We did not find that vitamin D predicted mortality in patients with COPD. This is in concordance with a recent prospective study in which 462 patients with moderate to very severe COPD were followed for 10 years . However, several observational studies have shown that low vitamin D status predicts poor survival in the general population and non-COPD patients [6, 27, 28]. Intervention studies are called for as vitamin D deficiency is frequent in patients with severe COPD [8, 29] and has also been associated with low FEV1  and respiratory tract infections . Nevertheless, no effect of vitamin D supplementation was seen in COPD exacerbations in a randomised controlled study by Lehouck et al. except in a subgroup of patients with vitamin D status 10 ng/mL (25 nmol/L) . Vitamin D levels may be low in patients with COPD and in general in patients with noncommunicable diseases , but it seems that vitamin D deficiency is not a major contributor to disease mechanisms or prognosis. Vitamin D deficiency may only be a marker of poor health in general but not specifically in COPD.
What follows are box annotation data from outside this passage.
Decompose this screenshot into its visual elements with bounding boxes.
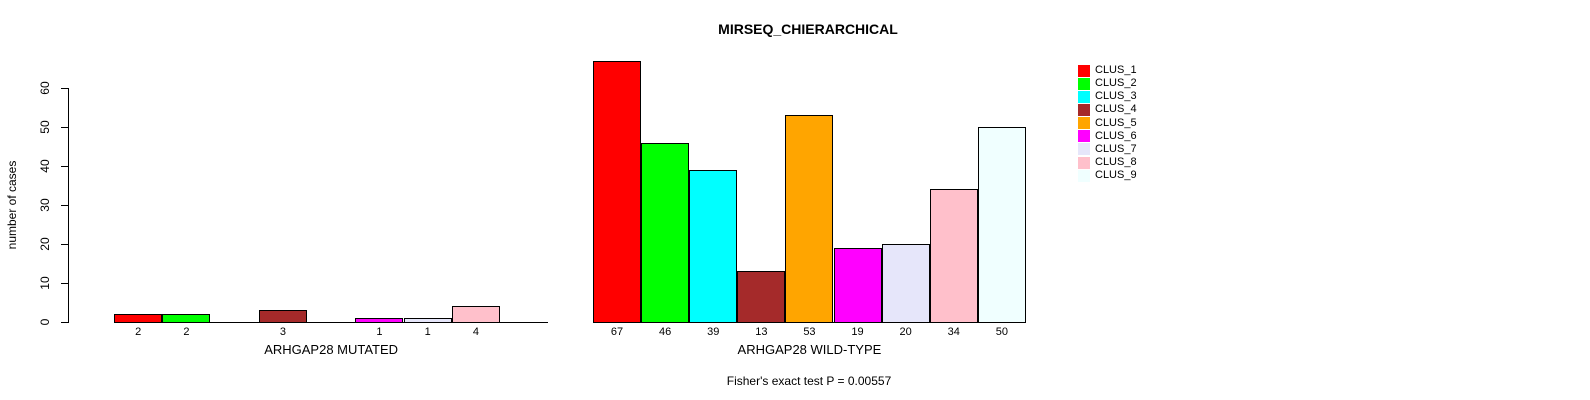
legend-swatch-clus_6: [1078, 130, 1090, 143]
fisher-test-annotation: Fisher's exact test P = 0.00557: [726, 374, 892, 388]
bar-value-label: 1: [424, 326, 431, 338]
bar-value-label: 13: [755, 326, 768, 338]
bar-clus_3-group2: [689, 170, 737, 323]
y-tick: [61, 244, 68, 245]
bar-clus_2-group1: [162, 314, 210, 323]
group-label-wild-type: ARHGAP28 WILD-TYPE: [737, 342, 882, 357]
y-axis-label: number of cases: [5, 160, 19, 250]
bar-clus_1-group2: [593, 61, 641, 323]
y-axis-line: [68, 88, 69, 323]
legend-row-clus_3: CLUS_3: [1078, 90, 1137, 103]
bar-clus_6-group2: [834, 248, 882, 323]
bar-clus_4-group1: [259, 310, 307, 323]
legend-row-clus_1: CLUS_1: [1078, 64, 1137, 77]
y-tick-label: 50: [38, 120, 52, 134]
legend-swatch-clus_9: [1078, 169, 1090, 182]
bar-value-label: 50: [995, 326, 1008, 338]
bar-clus_4-group2: [737, 271, 785, 323]
bar-clus_7-group2: [882, 244, 930, 323]
bar-value-label: 4: [472, 326, 479, 338]
legend-row-clus_6: CLUS_6: [1078, 130, 1137, 143]
bar-clus_1-group1: [114, 314, 162, 323]
y-tick: [61, 127, 68, 128]
bar-clus_9-group2: [978, 127, 1026, 323]
y-tick-label: 30: [38, 198, 52, 212]
chart-title: MIRSEQ_CHIERARCHICAL: [718, 21, 898, 37]
legend-label: CLUS_8: [1095, 156, 1137, 169]
bar-clus_6-group1: [355, 318, 403, 323]
legend-label: CLUS_1: [1095, 64, 1137, 76]
legend-row-clus_5: CLUS_5: [1078, 117, 1137, 130]
legend-label: CLUS_5: [1095, 116, 1137, 129]
y-tick: [61, 166, 68, 167]
bar-clus_5-group2: [785, 115, 833, 323]
legend-swatch-clus_2: [1078, 77, 1090, 90]
y-tick-label: 10: [38, 276, 52, 290]
y-tick-label: 20: [38, 237, 52, 251]
legend-swatch-clus_8: [1078, 156, 1090, 169]
legend-row-clus_8: CLUS_8: [1078, 156, 1137, 169]
legend-row-clus_4: CLUS_4: [1078, 103, 1137, 116]
legend-swatch-clus_1: [1078, 64, 1090, 77]
group-label-mutated: ARHGAP28 MUTATED: [264, 342, 399, 357]
y-tick-label: 60: [38, 81, 52, 95]
legend-swatch-clus_7: [1078, 143, 1090, 156]
bar-clus_2-group2: [641, 143, 689, 323]
legend-swatch-clus_5: [1078, 117, 1090, 130]
legend-swatch-clus_3: [1078, 90, 1090, 103]
bar-clus_8-group1: [452, 306, 500, 323]
legend-row-clus_2: CLUS_2: [1078, 77, 1137, 90]
bar-value-label: 1: [376, 326, 383, 338]
legend-label: CLUS_3: [1095, 90, 1137, 103]
bar-clus_7-group1: [404, 318, 452, 323]
bar-value-label: 20: [899, 326, 912, 338]
bar-value-label: 39: [707, 326, 720, 338]
legend-label: CLUS_2: [1095, 77, 1137, 90]
y-tick: [61, 283, 68, 284]
bar-value-label: 53: [803, 326, 816, 338]
legend-label: CLUS_9: [1095, 169, 1137, 182]
bar-value-label: 67: [610, 326, 624, 338]
bar-value-label: 2: [135, 326, 142, 338]
bar-value-label: 2: [183, 326, 190, 338]
legend-row-clus_7: CLUS_7: [1078, 143, 1137, 156]
y-tick: [61, 322, 68, 323]
legend-label: CLUS_6: [1095, 129, 1137, 142]
baseline-mutated: [114, 322, 548, 323]
bar-value-label: 46: [659, 326, 672, 338]
y-tick-label: 40: [38, 159, 52, 173]
legend-label: CLUS_4: [1095, 103, 1137, 116]
y-tick-label: 0: [38, 318, 52, 326]
y-tick: [61, 88, 68, 89]
y-tick: [61, 205, 68, 206]
legend-label: CLUS_7: [1095, 142, 1137, 155]
legend-row-clus_9: CLUS_9: [1078, 169, 1137, 182]
bar-value-label: 34: [947, 326, 960, 338]
legend-swatch-clus_4: [1078, 103, 1090, 116]
bar-clus_8-group2: [930, 189, 978, 323]
bar-value-label: 3: [279, 326, 286, 338]
bar-value-label: 19: [851, 326, 864, 338]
The patients in our study were well characterised and no patients were lost during followup; the patient cohort was very homogeneous because of the inclusion criteria for the rehabilitation programme. A weakness of the study was that we did not know whether the patients had been supplemented with vitamin D or not. We did not measure high-sensitivity CRP; however, regular CRP is readily available for everyone in daily clinical practice.
The main clinical implication of our finding is that even though epidemiological studies show that CRP and leukocytes may have a prognostic value in mild to moderate COPD, clinical characterisation of patients with severe COPD is often sufficient for prediction of clinical prognosis. None of the biomarkers seem to reflect disease activity. Leukocyte count and CRP add only little information on prognosis and vitamin D does not appear to be a useful biomarker in severe COPD.
Conflict of Interests
The authors report no conflict of interests.
Mia Moberg was funded by TrygFonden.